"Wal, I hear tell that Randy's come back. What's she goin' ter do next year, er don't she know yet? Did ye know't I had comp'ny?" She continued, asking a second question without awaiting an answer to the first.

"Wal, I have got comp'ny, and comp'ny she means ter be considered.

"It's Mis' C. Barnard Boardman, as she calls herself; she's Sabriny Brimblecom that was, an' a pretty time I'm havin' with her. She's delicate, or she thinks she is, an' I'm 'baout wild with her notions 'baout food, and her talkin' of 'zileratin' air, whatever that may be.

"She can't lift her finger ter help me, an' the ruffles an' furbelows I have ter iron fer her makes me bile, while she sets aout in the door-yard a rockin' back'ards an' for'ards as cool as a cucumber. She ain't goin' ter stay but a week longer with us, an' then she goes ter stay with her brother Jabez, an' land knows, I pity Mis' Brimblecom, fer Sabriny says she's goin' ter stay the whole summer. She's what ye might call savin', fer she's savin' her board, an' when she left the Brimblecom's the last time she spent the summer with 'em, she put a little package in Mis' Brimblecom's hand just as she went aout the door, 'Jest a little gift in return for your kindness,' said Sabriny, in her lofty way.
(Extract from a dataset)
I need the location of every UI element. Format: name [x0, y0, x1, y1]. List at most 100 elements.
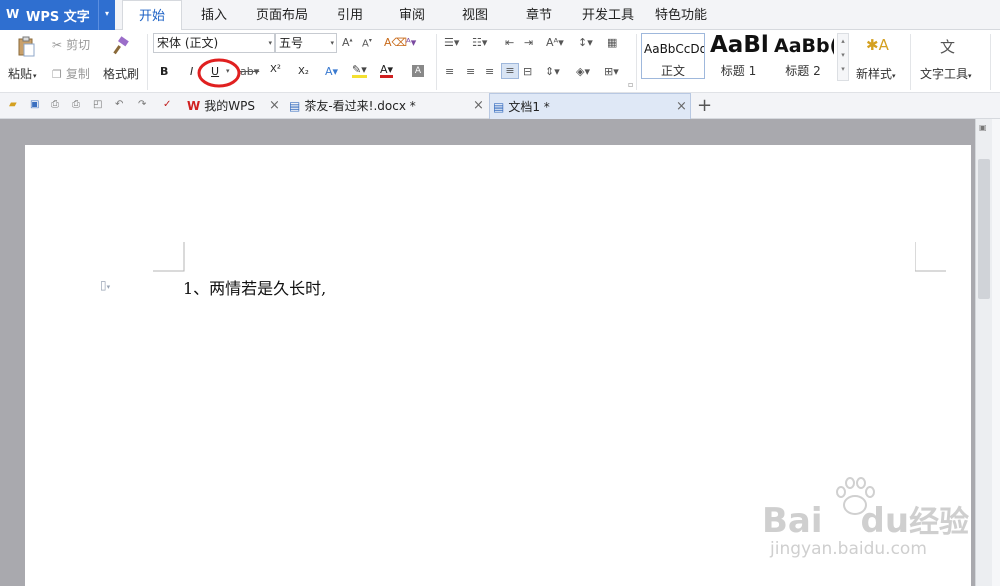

"After she was gone Mis' Brimblecom opened the parcel an' she an' Jabez just looked at each other, an' didn't speak. Sabriny's gift was a wire tea strainer! Barnes sells 'em fer ten cents daown ter the store."

"I should try, in some way, that she'd understand, ter make her realize that her room was better'n her company," said Aunt Prudence.

"You think you would," said Mrs. Weston, "but you've a kind heart, an' while you'd feel like tellin' her ter go, you wouldn't do it."

"Mis' Brimblecom's one er the best women that ever lived, an' it's provokin' fer her ter be pestered with Sabriny," declared Mrs. Hodgkins.

"Wal, I must be goin'," and away she went, stopping on the way to greet Randy who stood by the wall upon which sat Prue and Tabby.

Long after Mrs. Hodgkins had left them, Randy and Prue sat under the shadow of the blossoming branches, and it seemed to Randy that little Prue had grown more lovely in face and figure. Her curls were longer, and her sweet eyes darker, her hair had kept its sunny hue, and her coloring was wonderfully like that of the apple blossoms.